In Chap. 17, n-th-order functional differential equations are considered. In order to create a concept of nonoscillation for functional differential equations which will be an analogue of nonoscillation theory for ordinary differential equations, we define a nonoscillation interval for the n-th-order homogeneous functional differential equation as interval, where each nontrivial solution can have at most n−1 zeros, counting every zero with its multiplicity. The study of many classical questions of the qualitative theory of n-th-order equations such as existence and uniqueness of solutions of the interpolation boundary value problems, positivity or corresponding regular behavior of their Green’s functions, maximum principles and stability, was considered in the general framework based on the notion of nonoscillation intervals of corresponding linear functional differential equations.

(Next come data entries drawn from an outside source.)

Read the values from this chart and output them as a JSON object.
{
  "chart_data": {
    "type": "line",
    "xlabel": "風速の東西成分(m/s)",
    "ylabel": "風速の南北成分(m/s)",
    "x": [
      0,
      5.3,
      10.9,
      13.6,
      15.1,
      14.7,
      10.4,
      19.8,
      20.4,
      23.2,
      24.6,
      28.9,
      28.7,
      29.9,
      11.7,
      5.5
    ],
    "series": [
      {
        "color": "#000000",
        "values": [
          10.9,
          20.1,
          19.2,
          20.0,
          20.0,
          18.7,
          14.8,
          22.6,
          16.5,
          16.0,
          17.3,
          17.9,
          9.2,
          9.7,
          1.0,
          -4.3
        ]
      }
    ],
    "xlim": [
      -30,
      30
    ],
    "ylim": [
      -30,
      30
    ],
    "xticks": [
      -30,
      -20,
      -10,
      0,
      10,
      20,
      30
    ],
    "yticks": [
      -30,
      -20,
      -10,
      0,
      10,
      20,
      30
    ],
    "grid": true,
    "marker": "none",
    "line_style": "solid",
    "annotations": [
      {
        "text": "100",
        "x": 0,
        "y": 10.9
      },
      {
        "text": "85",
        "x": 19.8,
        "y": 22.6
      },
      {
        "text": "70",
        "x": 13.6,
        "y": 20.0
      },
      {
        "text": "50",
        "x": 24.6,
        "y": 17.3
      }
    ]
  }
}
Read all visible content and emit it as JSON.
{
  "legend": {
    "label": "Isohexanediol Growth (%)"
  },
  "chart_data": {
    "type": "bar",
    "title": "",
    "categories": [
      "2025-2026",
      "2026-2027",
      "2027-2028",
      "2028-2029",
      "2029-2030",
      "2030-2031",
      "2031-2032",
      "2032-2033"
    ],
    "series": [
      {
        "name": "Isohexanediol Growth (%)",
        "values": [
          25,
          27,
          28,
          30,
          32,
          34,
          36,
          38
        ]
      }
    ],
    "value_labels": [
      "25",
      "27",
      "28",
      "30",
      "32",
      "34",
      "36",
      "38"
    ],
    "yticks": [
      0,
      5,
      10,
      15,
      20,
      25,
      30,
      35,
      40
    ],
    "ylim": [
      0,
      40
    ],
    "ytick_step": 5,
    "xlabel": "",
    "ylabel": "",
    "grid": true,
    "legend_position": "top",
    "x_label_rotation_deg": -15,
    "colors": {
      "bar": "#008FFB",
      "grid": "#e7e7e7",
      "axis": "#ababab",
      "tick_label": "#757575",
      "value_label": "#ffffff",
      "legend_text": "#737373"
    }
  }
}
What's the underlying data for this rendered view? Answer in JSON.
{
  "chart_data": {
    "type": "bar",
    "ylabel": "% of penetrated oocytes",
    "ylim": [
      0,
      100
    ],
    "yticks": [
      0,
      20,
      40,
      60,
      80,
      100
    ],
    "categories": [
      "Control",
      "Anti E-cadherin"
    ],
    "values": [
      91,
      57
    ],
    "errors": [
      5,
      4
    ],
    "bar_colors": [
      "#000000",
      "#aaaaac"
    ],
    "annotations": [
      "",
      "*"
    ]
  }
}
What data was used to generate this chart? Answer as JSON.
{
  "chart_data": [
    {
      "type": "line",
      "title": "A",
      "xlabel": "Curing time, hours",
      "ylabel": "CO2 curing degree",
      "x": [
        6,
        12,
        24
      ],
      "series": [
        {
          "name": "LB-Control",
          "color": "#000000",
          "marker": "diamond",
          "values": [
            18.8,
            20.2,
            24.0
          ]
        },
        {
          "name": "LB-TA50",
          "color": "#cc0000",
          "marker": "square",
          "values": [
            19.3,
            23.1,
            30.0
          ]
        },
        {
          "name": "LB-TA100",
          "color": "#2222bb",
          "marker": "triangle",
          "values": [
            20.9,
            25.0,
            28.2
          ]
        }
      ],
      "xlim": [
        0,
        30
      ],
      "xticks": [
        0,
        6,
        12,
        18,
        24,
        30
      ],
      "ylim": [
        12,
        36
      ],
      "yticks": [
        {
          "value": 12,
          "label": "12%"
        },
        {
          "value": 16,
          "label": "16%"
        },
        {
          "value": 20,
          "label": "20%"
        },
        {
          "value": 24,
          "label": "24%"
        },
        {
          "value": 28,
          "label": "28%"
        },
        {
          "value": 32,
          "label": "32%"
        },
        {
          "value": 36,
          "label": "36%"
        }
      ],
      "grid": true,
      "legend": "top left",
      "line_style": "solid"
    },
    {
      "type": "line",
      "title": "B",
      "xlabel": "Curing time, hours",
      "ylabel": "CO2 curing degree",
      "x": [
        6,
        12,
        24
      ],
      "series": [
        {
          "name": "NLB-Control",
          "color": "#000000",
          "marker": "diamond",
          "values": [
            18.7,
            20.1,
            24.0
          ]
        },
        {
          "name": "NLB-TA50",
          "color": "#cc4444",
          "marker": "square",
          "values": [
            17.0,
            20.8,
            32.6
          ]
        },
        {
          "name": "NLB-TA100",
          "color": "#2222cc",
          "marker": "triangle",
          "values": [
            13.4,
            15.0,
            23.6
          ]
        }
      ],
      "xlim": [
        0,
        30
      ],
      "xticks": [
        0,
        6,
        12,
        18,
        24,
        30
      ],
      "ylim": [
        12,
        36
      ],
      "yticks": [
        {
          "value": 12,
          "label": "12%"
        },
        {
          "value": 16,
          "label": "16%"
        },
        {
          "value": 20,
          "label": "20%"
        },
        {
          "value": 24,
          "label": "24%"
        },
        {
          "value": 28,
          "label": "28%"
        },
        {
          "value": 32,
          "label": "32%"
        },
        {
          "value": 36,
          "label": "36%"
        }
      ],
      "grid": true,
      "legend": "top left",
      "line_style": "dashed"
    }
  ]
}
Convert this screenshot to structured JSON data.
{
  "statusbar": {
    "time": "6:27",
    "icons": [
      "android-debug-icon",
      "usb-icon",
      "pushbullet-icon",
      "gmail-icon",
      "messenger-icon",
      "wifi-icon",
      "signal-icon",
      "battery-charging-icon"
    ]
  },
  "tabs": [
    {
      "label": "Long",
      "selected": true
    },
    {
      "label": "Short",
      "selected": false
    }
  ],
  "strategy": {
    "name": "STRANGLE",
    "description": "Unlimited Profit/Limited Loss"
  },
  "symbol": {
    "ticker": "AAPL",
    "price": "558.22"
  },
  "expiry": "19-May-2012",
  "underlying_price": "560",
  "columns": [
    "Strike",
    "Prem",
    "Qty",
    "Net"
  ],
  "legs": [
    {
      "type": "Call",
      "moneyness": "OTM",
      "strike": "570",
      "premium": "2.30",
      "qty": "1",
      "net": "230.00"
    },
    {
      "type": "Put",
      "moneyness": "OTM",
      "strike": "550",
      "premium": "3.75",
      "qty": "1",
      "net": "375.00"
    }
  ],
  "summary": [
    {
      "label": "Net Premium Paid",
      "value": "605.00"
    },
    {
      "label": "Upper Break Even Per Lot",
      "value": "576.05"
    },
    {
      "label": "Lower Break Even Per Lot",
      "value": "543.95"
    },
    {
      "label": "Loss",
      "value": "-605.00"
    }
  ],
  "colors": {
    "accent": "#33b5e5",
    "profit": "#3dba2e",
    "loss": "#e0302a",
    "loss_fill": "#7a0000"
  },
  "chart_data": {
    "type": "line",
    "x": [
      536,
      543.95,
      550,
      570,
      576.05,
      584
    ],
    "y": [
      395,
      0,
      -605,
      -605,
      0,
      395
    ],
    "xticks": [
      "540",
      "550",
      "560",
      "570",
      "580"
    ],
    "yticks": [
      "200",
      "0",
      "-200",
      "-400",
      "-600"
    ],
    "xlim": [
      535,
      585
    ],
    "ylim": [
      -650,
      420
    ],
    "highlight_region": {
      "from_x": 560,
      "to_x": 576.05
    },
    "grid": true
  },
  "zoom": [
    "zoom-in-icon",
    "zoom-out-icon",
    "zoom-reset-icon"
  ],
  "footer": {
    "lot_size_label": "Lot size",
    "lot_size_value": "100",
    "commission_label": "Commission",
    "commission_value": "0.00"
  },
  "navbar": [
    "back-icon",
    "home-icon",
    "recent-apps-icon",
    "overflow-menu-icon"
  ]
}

It is demonstrated that if the Wronskian of the fundamental system is not equal to zero at the initial point of the interval, then the nonoscillation interval exists for functional differential equations; this is true for a particular case of the n-th-order functional differential equations with Volterra operators (delay equations). For second-order functional differential equations, nonvanishing Wronskian is equivalent to the Sturm theorem on separation of zeros (between two adjacent zeros of any nontrivial solution there is a zero of every other solution). The analogue of the classical Mammana theorem, establishing necessary and sufficient nonoscillation conditions through nonvanishing normal chains of the Wronskians, is proven for n-th-order functional differential equations. For an n-th-order linear ordinary differential equation the classical Levin-Chichkin theorems claims that Green’s functions of all interpolation (De la Vallee-Poussin) problems behave regularly (preserve their signs in corresponding zones) on the nonoscillation interval. Under corresponding sign conditions on the relevant operators, this theorem is extended to n-th-order functional differential equations. Several possibilities to avoid these sign conditions are proposed, and various explicit tests for positivity and negativity of Green’s functions of two and multipoint boundary value problems are obtained.